Lucene is used by Benipal Technologies which states: “We are heavy Lucene users and have forked the Lucene / SOLR source code to create a high volume, high performance search cluster with MapReduce, HBase and katta integration, achieving indexing speeds as high as 3000 Documents per second with sub 20 ms response times on 100 Million + indexed documents.”
POI is an open-source API that is used by programmers to manipulate file formats related to Microsoft Office such as Office Open XML standards and Microsoft’s OLE 2 Compound Document format. With POI; programmes can create, display and modify Microsoft Office files using Java programs.
The German railway company Deutsche Bahn is among the major users, creating a software toolchain in order to establish a pan-European train protection system.

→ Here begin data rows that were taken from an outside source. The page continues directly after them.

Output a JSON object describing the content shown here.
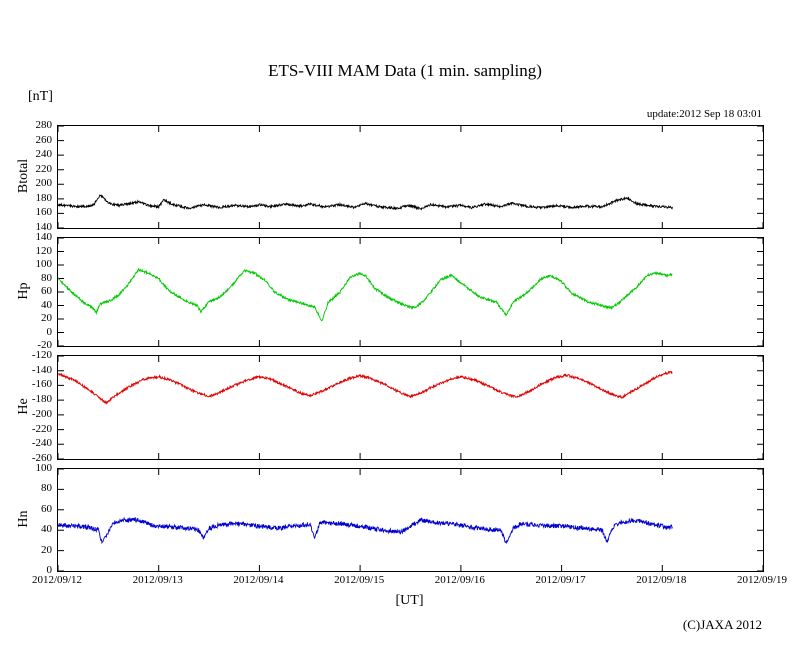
{
  "title": "ETS-VIII MAM Data (1 min. sampling)",
  "unit_label": "[nT]",
  "update_text": "update:2012 Sep 18 03:01",
  "copyright": "(C)JAXA 2012",
  "x_axis": {
    "label": "[UT]",
    "lim": [
      0,
      7
    ],
    "tick_labels": [
      "2012/09/12",
      "2012/09/13",
      "2012/09/14",
      "2012/09/15",
      "2012/09/16",
      "2012/09/17",
      "2012/09/18",
      "2012/09/19"
    ]
  },
  "chart_data": [
    {
      "type": "line",
      "ylabel": "Btotal",
      "color": "#000000",
      "ylim": [
        140,
        280
      ],
      "ytick_step": 20,
      "noise_amp": 1.6,
      "x_end": 6.1,
      "keypoints": [
        [
          0,
          172
        ],
        [
          0.2,
          169
        ],
        [
          0.35,
          171
        ],
        [
          0.42,
          186
        ],
        [
          0.5,
          174
        ],
        [
          0.6,
          171
        ],
        [
          0.8,
          176
        ],
        [
          0.9,
          171
        ],
        [
          1.0,
          169
        ],
        [
          1.05,
          178
        ],
        [
          1.15,
          172
        ],
        [
          1.3,
          167
        ],
        [
          1.45,
          172
        ],
        [
          1.6,
          168
        ],
        [
          1.75,
          171
        ],
        [
          1.9,
          169
        ],
        [
          2.0,
          172
        ],
        [
          2.1,
          169
        ],
        [
          2.25,
          173
        ],
        [
          2.4,
          170
        ],
        [
          2.5,
          173
        ],
        [
          2.65,
          169
        ],
        [
          2.8,
          172
        ],
        [
          2.95,
          168
        ],
        [
          3.05,
          174
        ],
        [
          3.2,
          169
        ],
        [
          3.35,
          167
        ],
        [
          3.5,
          171
        ],
        [
          3.6,
          166
        ],
        [
          3.7,
          172
        ],
        [
          3.85,
          169
        ],
        [
          4.0,
          171
        ],
        [
          4.1,
          168
        ],
        [
          4.25,
          173
        ],
        [
          4.4,
          169
        ],
        [
          4.5,
          174
        ],
        [
          4.65,
          170
        ],
        [
          4.8,
          168
        ],
        [
          4.95,
          171
        ],
        [
          5.1,
          168
        ],
        [
          5.25,
          170
        ],
        [
          5.4,
          169
        ],
        [
          5.55,
          178
        ],
        [
          5.65,
          181
        ],
        [
          5.75,
          173
        ],
        [
          5.9,
          170
        ],
        [
          6.0,
          169
        ],
        [
          6.1,
          168
        ]
      ]
    },
    {
      "type": "line",
      "ylabel": "Hp",
      "color": "#00c800",
      "ylim": [
        -20,
        140
      ],
      "ytick_step": 20,
      "noise_amp": 1.8,
      "x_end": 6.1,
      "keypoints": [
        [
          0,
          80
        ],
        [
          0.1,
          65
        ],
        [
          0.25,
          45
        ],
        [
          0.33,
          38
        ],
        [
          0.38,
          30
        ],
        [
          0.42,
          42
        ],
        [
          0.5,
          46
        ],
        [
          0.6,
          55
        ],
        [
          0.7,
          72
        ],
        [
          0.8,
          93
        ],
        [
          0.9,
          88
        ],
        [
          1.0,
          80
        ],
        [
          1.1,
          62
        ],
        [
          1.25,
          48
        ],
        [
          1.38,
          40
        ],
        [
          1.42,
          31
        ],
        [
          1.5,
          46
        ],
        [
          1.6,
          52
        ],
        [
          1.7,
          65
        ],
        [
          1.85,
          92
        ],
        [
          1.95,
          88
        ],
        [
          2.05,
          78
        ],
        [
          2.15,
          60
        ],
        [
          2.3,
          48
        ],
        [
          2.45,
          42
        ],
        [
          2.55,
          38
        ],
        [
          2.62,
          16
        ],
        [
          2.68,
          44
        ],
        [
          2.8,
          60
        ],
        [
          2.9,
          82
        ],
        [
          3.0,
          88
        ],
        [
          3.05,
          85
        ],
        [
          3.15,
          65
        ],
        [
          3.3,
          50
        ],
        [
          3.45,
          40
        ],
        [
          3.55,
          36
        ],
        [
          3.65,
          50
        ],
        [
          3.8,
          78
        ],
        [
          3.9,
          85
        ],
        [
          3.95,
          80
        ],
        [
          4.1,
          62
        ],
        [
          4.2,
          52
        ],
        [
          4.35,
          45
        ],
        [
          4.45,
          26
        ],
        [
          4.52,
          45
        ],
        [
          4.65,
          58
        ],
        [
          4.8,
          80
        ],
        [
          4.9,
          84
        ],
        [
          5.0,
          75
        ],
        [
          5.1,
          58
        ],
        [
          5.25,
          46
        ],
        [
          5.4,
          40
        ],
        [
          5.5,
          36
        ],
        [
          5.6,
          48
        ],
        [
          5.75,
          68
        ],
        [
          5.85,
          85
        ],
        [
          5.95,
          88
        ],
        [
          6.05,
          84
        ],
        [
          6.1,
          86
        ]
      ]
    },
    {
      "type": "line",
      "ylabel": "He",
      "color": "#e00000",
      "ylim": [
        -260,
        -120
      ],
      "ytick_step": 20,
      "noise_amp": 1.6,
      "x_end": 6.1,
      "keypoints": [
        [
          0,
          -144
        ],
        [
          0.15,
          -152
        ],
        [
          0.3,
          -165
        ],
        [
          0.42,
          -178
        ],
        [
          0.48,
          -184
        ],
        [
          0.55,
          -176
        ],
        [
          0.7,
          -162
        ],
        [
          0.85,
          -152
        ],
        [
          1.0,
          -148
        ],
        [
          1.1,
          -152
        ],
        [
          1.2,
          -158
        ],
        [
          1.35,
          -168
        ],
        [
          1.5,
          -175
        ],
        [
          1.6,
          -170
        ],
        [
          1.75,
          -160
        ],
        [
          1.9,
          -152
        ],
        [
          2.0,
          -148
        ],
        [
          2.1,
          -151
        ],
        [
          2.25,
          -160
        ],
        [
          2.4,
          -170
        ],
        [
          2.5,
          -174
        ],
        [
          2.6,
          -169
        ],
        [
          2.75,
          -159
        ],
        [
          2.9,
          -150
        ],
        [
          3.0,
          -147
        ],
        [
          3.1,
          -150
        ],
        [
          3.25,
          -159
        ],
        [
          3.4,
          -170
        ],
        [
          3.5,
          -175
        ],
        [
          3.6,
          -170
        ],
        [
          3.75,
          -160
        ],
        [
          3.9,
          -151
        ],
        [
          4.0,
          -148
        ],
        [
          4.15,
          -153
        ],
        [
          4.3,
          -163
        ],
        [
          4.45,
          -172
        ],
        [
          4.55,
          -176
        ],
        [
          4.65,
          -170
        ],
        [
          4.8,
          -158
        ],
        [
          4.95,
          -149
        ],
        [
          5.05,
          -146
        ],
        [
          5.2,
          -152
        ],
        [
          5.35,
          -162
        ],
        [
          5.5,
          -172
        ],
        [
          5.6,
          -176
        ],
        [
          5.7,
          -168
        ],
        [
          5.85,
          -156
        ],
        [
          5.95,
          -148
        ],
        [
          6.05,
          -143
        ],
        [
          6.1,
          -142
        ]
      ]
    },
    {
      "type": "line",
      "ylabel": "Hn",
      "color": "#0000d0",
      "ylim": [
        0,
        100
      ],
      "ytick_step": 20,
      "noise_amp": 2.2,
      "x_end": 6.1,
      "keypoints": [
        [
          0,
          45
        ],
        [
          0.15,
          44
        ],
        [
          0.3,
          43
        ],
        [
          0.4,
          40
        ],
        [
          0.44,
          27
        ],
        [
          0.5,
          38
        ],
        [
          0.55,
          47
        ],
        [
          0.65,
          50
        ],
        [
          0.8,
          50
        ],
        [
          0.9,
          46
        ],
        [
          1.0,
          44
        ],
        [
          1.15,
          43
        ],
        [
          1.3,
          42
        ],
        [
          1.4,
          40
        ],
        [
          1.45,
          32
        ],
        [
          1.5,
          42
        ],
        [
          1.6,
          45
        ],
        [
          1.75,
          47
        ],
        [
          1.9,
          45
        ],
        [
          2.0,
          44
        ],
        [
          2.1,
          43
        ],
        [
          2.2,
          42
        ],
        [
          2.35,
          44
        ],
        [
          2.5,
          46
        ],
        [
          2.55,
          32
        ],
        [
          2.6,
          48
        ],
        [
          2.7,
          47
        ],
        [
          2.85,
          46
        ],
        [
          3.0,
          44
        ],
        [
          3.1,
          42
        ],
        [
          3.25,
          40
        ],
        [
          3.4,
          38
        ],
        [
          3.5,
          44
        ],
        [
          3.6,
          50
        ],
        [
          3.7,
          48
        ],
        [
          3.85,
          47
        ],
        [
          4.0,
          45
        ],
        [
          4.1,
          43
        ],
        [
          4.25,
          41
        ],
        [
          4.4,
          40
        ],
        [
          4.45,
          27
        ],
        [
          4.52,
          42
        ],
        [
          4.6,
          46
        ],
        [
          4.75,
          45
        ],
        [
          4.9,
          44
        ],
        [
          5.0,
          44
        ],
        [
          5.1,
          43
        ],
        [
          5.25,
          42
        ],
        [
          5.4,
          40
        ],
        [
          5.45,
          29
        ],
        [
          5.52,
          44
        ],
        [
          5.6,
          48
        ],
        [
          5.75,
          50
        ],
        [
          5.85,
          47
        ],
        [
          5.95,
          45
        ],
        [
          6.05,
          43
        ],
        [
          6.1,
          43
        ]
      ]
    }
  ]
}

A part of that chain is a “domain-specific specification processor which reads the relevant requirements documents using Apache POI, enhances them and ultimately stores their contents as ReqIF. Contrary to DOC, this XML-based file format allows for proper traceability and versioning in a multi-tenant environment. Thus, it lends itself much better to the management and interchange of large sets of system requirements. The resulting ReqIF files are then consumed by the various tools in the later stages of the software development process.”
The name POI is an acronym for “Poor Obfuscation Implementation” which was the original developers making a joke that the file formats they handled appear to be deliberately obfuscated.
ZooKeeper is a centralised service that is used for maintaining configuration information. It’s a service for distributed systems and acts as a hierarchical key-value store, which is used for storing, manage and retrieving data. Essentially ZooKeeper is used to synchronise applications that are distributed across a cluster.
Working in conjunction with Hadoop it effectively works like a centralised repository where distributed applications can store and retrieve data.
AdroitLogic a enterprise integration and B2B service provider state that they use: “ZooKeeper to implement node coordination, in clustering support. This allows the management of the complete cluster, or any specific node – from any other node connected via JMX. A Cluster wide command framework developed on top of the ZooKeeper coordination allows commands that fail on some nodes to be retried etc.”